In this Alsatian village, urban policies are sparse but straightforward — do as your neighbour — and all neighbours agree. The Disneyland House combines this traditional viewpoint with modern features that combine to create a beautiful timber-framed house.
The house presents as a tile covered gable roof, completely hiding the contemporary loft beneath. The ground floor is a free space, open to the south-facing garden, with a simple structure including a sauna and a shelf. Above this first house hovers another, a retreat hidden in the bush of the industrial carpentry, with views that overlook the ground floor or float over the remote landscape.
Architect: GENS association libérale d’architecture
Engineers: Barthes Bois (structural); Terranergie (thermal)
The structure was required to have a similar design to the surrounding houses due to the building policies of the village. This was achieved by using glazing on the bottom floor that was overhung by gables. However, in order to make the house stand out from its neighbours, the gables have been expanded, creating a heavy overhang of the ground floor.
The loft space that sits above the light-filled ground floor is a forest of timber framing, with the structure exposed to anyone who climbs up the ladder. Large windows bring light into what could easily have been a dim, dusty attic, but instead is an intriguing and inventive space, perfectly complementing the not-quite traditional gables of the roof.
The roof of the Disneyland house is much larger than would normally be the case.

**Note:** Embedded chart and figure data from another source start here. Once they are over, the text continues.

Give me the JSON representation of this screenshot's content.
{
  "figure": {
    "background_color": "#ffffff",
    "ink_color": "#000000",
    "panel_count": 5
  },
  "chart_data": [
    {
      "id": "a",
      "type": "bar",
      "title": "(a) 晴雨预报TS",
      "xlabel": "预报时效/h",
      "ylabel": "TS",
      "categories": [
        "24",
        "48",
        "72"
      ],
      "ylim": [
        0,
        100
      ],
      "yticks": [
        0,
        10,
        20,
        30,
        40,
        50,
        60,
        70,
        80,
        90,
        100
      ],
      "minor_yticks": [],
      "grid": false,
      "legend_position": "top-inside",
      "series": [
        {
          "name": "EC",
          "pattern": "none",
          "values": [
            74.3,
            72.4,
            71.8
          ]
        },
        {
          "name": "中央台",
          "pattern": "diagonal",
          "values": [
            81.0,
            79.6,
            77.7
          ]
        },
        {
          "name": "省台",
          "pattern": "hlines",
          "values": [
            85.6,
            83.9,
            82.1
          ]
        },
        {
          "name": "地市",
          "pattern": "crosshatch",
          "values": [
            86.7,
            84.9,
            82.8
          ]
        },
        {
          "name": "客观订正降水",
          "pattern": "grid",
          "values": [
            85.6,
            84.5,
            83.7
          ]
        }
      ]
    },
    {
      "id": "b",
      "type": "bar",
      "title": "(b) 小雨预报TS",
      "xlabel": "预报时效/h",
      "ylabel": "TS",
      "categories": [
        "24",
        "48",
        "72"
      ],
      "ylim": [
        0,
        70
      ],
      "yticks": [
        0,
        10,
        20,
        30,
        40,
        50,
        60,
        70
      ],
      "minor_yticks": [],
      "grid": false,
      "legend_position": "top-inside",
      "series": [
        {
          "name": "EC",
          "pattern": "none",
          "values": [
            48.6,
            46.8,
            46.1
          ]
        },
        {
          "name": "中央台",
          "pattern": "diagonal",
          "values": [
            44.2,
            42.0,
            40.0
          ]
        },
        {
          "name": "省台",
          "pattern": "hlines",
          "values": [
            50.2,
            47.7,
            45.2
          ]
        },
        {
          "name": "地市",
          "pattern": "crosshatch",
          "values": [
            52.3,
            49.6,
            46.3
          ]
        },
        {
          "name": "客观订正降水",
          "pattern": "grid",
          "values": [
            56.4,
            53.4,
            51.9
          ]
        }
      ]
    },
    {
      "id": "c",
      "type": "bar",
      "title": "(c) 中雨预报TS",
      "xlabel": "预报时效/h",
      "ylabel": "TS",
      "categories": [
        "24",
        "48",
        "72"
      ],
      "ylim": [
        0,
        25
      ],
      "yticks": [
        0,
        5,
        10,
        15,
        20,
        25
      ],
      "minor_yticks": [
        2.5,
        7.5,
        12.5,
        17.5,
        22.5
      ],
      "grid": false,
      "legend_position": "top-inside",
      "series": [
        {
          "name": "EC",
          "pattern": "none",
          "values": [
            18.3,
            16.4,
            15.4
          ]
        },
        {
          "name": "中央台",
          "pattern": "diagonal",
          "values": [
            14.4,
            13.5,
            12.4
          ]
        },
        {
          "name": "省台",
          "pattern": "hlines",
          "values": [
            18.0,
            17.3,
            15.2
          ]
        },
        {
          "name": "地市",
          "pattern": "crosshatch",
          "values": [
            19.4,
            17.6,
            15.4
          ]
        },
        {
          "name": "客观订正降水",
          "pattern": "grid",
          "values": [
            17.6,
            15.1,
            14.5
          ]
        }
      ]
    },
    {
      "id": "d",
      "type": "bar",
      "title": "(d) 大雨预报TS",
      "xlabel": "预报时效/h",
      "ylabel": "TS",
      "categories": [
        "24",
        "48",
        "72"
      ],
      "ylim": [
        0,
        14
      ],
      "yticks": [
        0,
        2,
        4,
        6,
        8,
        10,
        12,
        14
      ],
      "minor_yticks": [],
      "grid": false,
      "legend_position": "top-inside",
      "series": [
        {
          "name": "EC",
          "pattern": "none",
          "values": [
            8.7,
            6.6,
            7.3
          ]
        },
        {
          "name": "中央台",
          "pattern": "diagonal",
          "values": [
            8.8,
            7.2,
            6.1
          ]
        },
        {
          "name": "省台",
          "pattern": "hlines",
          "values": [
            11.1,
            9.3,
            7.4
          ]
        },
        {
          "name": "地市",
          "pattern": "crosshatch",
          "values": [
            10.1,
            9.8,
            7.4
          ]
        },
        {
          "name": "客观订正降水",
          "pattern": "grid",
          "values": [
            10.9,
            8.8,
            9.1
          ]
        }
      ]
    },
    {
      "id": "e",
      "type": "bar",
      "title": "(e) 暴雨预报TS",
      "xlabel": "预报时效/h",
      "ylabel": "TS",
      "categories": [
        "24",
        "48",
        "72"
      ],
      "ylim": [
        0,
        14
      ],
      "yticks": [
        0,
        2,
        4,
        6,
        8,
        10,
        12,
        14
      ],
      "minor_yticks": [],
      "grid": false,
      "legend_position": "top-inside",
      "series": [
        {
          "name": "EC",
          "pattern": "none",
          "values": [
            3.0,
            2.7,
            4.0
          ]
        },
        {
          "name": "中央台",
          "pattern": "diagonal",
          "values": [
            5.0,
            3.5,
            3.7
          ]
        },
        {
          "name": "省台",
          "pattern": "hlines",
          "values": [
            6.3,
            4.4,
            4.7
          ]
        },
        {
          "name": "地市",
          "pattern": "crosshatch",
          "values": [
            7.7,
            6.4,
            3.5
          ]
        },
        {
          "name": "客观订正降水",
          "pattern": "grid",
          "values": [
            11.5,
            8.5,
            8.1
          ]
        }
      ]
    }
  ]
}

The reasons for this are the strict building regulations that the village of Zutzendorf has in place, which aim to keep any new structures from breaking with the traditional visual context of the village.
The architects therefore designed the building to include the large gabled roof that emulates the nearby houses, but the size of the roof was increased to maintain the individuality of the Disneyland house. It also conceals a space within the wooden rafters.
The roof sits above large swathes of glazing that grant vies over the entirety of the house's garden.
The interior of the house is a story of two spaces. The first is the main living room, flooded with natural light from the large windows that make up the whole wall that faces the garden. The second hovers above the main space; a forest of beams and posts makes up a dim space that has a large window overlooking the garden.
Both interior spaces have an atmosphere dominated by timber features, with the upper floor in particular giving the feeling of being in a forest. The upper space is also unique in its shape, with the steeply pitched and gabled roof that was required by the local planning laws giving that space a noticeable pitched form.